Bradley Merrill Thomson, a Member of the Firm in the Healthy Care and Life Sciences practice, in the Washington, DC, office, was quoted in a blog titled, "Release 2.0 — Peering into the Future of mHealth Through the Eyes of Last Week's FDA Draft Guidance."

Following is an excerpt:

Although the issuance of draft guidance for mobile medical applications by the FDA on July 19th came as a surprise to many, experts close to the field have sensed that this summer would prove to be an important and pivotal period for the mHealth regulatory scheme.

In fact, the independent mHealth Regulatory Coalition has been working steadily and in parallel with the FDA to issue their own draft guidance recommendations, while Bradley Thompson, a medical device attorney and regulatory expert with Epstein Becker Green has been publicly sharing his analysis and predictions regarding mHealth regulation for quite some time ?...

"The problem is that this guidance doesn't explain how to determine whether an app meets the medical device definition in areas where questions remain about intended use. We need more clarity as to what types of claims a company can make about health and wellness that also implicate a disease before we can determine whether the app needs to be regulated or not," said Thompson ?...

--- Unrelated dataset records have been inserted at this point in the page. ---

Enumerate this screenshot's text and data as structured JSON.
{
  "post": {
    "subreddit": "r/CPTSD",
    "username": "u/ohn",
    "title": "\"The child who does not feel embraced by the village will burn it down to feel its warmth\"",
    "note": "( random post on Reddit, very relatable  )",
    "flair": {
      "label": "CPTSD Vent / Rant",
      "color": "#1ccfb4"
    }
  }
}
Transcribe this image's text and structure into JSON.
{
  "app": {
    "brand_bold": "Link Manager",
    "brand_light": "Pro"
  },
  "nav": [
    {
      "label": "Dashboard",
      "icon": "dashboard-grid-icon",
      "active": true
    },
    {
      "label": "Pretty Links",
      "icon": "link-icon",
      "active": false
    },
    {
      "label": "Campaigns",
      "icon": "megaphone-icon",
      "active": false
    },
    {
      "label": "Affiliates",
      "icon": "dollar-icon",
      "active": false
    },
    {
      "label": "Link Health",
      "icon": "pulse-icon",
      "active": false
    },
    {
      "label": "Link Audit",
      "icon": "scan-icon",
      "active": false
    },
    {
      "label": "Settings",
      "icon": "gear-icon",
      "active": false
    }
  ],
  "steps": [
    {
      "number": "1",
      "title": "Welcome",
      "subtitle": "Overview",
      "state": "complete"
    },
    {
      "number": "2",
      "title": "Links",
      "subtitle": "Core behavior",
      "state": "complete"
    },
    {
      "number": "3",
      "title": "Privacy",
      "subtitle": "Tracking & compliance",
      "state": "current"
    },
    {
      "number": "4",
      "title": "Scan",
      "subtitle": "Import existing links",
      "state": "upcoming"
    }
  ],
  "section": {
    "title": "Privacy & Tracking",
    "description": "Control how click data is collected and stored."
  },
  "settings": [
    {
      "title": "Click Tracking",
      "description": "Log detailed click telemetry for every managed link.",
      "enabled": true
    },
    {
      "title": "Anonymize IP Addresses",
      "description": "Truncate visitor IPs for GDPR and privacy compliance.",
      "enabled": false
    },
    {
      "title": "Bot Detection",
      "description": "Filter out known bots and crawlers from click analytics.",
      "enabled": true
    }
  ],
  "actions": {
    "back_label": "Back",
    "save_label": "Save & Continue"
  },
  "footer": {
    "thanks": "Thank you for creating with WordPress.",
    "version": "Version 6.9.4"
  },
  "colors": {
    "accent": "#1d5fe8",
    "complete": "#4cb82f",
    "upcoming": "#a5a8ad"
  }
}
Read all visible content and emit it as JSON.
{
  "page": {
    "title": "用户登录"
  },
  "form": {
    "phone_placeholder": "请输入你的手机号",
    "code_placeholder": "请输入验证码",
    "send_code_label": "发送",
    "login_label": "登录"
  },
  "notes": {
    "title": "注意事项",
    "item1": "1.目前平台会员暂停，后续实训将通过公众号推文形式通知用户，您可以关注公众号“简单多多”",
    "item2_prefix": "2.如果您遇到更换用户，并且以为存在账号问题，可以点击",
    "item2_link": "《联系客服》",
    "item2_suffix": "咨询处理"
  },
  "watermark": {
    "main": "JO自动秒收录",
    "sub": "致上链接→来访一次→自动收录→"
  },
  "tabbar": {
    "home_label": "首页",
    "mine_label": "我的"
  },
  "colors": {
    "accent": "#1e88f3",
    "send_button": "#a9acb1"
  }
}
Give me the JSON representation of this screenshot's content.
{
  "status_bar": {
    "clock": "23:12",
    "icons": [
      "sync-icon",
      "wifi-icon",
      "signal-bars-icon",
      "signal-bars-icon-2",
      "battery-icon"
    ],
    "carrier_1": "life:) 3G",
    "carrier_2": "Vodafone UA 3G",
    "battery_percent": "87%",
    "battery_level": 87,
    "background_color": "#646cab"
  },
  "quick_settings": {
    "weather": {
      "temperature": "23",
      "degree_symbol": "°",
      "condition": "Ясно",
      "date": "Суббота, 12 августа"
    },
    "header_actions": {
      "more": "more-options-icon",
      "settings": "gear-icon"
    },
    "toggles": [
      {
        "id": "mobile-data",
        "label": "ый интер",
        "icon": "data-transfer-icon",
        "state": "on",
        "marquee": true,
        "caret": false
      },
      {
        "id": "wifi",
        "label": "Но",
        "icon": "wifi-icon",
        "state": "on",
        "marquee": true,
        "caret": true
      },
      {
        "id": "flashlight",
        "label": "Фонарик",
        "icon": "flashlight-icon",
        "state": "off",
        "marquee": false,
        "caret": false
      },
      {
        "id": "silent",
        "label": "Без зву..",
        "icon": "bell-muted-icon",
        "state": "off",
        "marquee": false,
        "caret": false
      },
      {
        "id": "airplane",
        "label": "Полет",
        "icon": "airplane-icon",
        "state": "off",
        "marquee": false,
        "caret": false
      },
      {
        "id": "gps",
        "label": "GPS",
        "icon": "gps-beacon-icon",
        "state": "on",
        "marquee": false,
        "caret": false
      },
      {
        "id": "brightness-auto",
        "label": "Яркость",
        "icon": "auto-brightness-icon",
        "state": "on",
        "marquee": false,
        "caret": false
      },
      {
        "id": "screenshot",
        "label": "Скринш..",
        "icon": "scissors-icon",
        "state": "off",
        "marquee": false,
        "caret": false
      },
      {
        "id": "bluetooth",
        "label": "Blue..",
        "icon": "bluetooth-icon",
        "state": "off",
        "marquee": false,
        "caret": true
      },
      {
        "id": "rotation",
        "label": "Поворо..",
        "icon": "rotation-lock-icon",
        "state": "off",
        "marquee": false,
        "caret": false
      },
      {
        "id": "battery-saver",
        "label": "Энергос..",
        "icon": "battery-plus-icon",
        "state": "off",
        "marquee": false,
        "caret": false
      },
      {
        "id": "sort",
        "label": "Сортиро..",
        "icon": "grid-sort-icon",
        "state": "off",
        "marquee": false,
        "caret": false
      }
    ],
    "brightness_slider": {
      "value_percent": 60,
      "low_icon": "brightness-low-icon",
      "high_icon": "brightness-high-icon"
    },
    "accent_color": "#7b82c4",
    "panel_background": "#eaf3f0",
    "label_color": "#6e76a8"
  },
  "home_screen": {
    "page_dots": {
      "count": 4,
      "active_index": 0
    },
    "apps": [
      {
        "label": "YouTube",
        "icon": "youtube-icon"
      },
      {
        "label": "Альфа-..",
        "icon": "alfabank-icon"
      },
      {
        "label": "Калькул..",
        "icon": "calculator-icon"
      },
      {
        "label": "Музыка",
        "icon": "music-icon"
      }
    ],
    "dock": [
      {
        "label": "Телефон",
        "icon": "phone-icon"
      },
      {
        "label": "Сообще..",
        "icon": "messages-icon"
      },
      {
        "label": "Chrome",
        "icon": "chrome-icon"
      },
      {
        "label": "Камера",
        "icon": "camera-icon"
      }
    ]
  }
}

As Mr. Thompson states the point is likely moot, since regulatory requirements are by definition not optional. "The FDA can't treat mHealth regulation like a Good Housekeeping Seal of Approval where certain apps get an extra marketing bonus if they go and get approval. The mandate must apply to everyone or no one when it comes to technology that performs the same way, and do so uniformly, regulating all categories of products within the prescribed high risk category equally, albeit with a lighter touch than for, say, pharmaceuticals."